Больше мне не о чем его спрашивать, он все сказал. И вдруг до слез становится жаль Аллочку, которая до этой минуты никаких добрых чувств во мне не вызывала. За ее спиной уже маячат тени проклятых красотой женщин — и литературных, и живых. Природа не жалеет себя, делится с ними ивовой гибкостью и росяной свежестью, цветочным духом приоткрытых губ, стремительностью птичьего полета в движениях и жемчужным перламутром колен. А потом отбирает все это, не щадя, не торгуясь, ни крохи не оставляет, и женщины предстают свету, будто с ошпаренной кожей — ведь совсем не таким отражение было вчера! Пока длилась ночь любви, в зеркало заглянуть было некогда, а рассвет, неизбежный, холодный, насмешливо розовеющий юностью, высветил уже другое тело, незнакомое, путающее. Кто подменил его, пока была ослеплена любовью?!

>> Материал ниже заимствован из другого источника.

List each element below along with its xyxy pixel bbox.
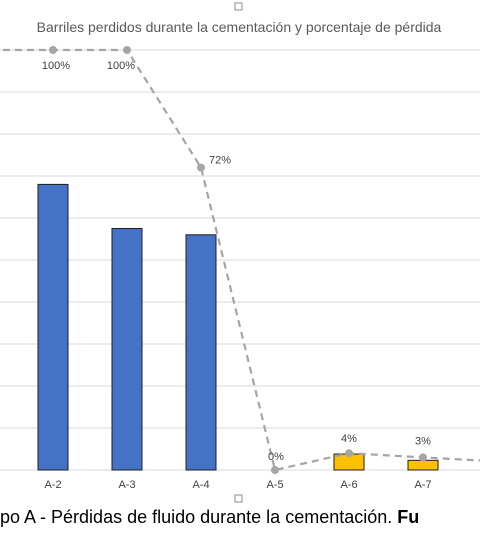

Я рассматриваю актрис — и тех, кто занят в спектакле, и тех, что сидят в зале. Странно, что пришли посмотреть… Обычно, когда для актера в пьесе нет роли, он выступает против постановки с пеной у рта. Режиссер не хочет ее ставить, если нет работы для его жены. И прочее, прочее… Вокруг меня красивые, длинноногие женщины, к сообществу коих я, маленькая, с неправильными чертами лица, никогда не принадлежала. Или нет никакого тайного ордена, только известный по анекдотам серпентарий? Потому и держусь особняком, не хочу быть искусанной ядовитыми гадами.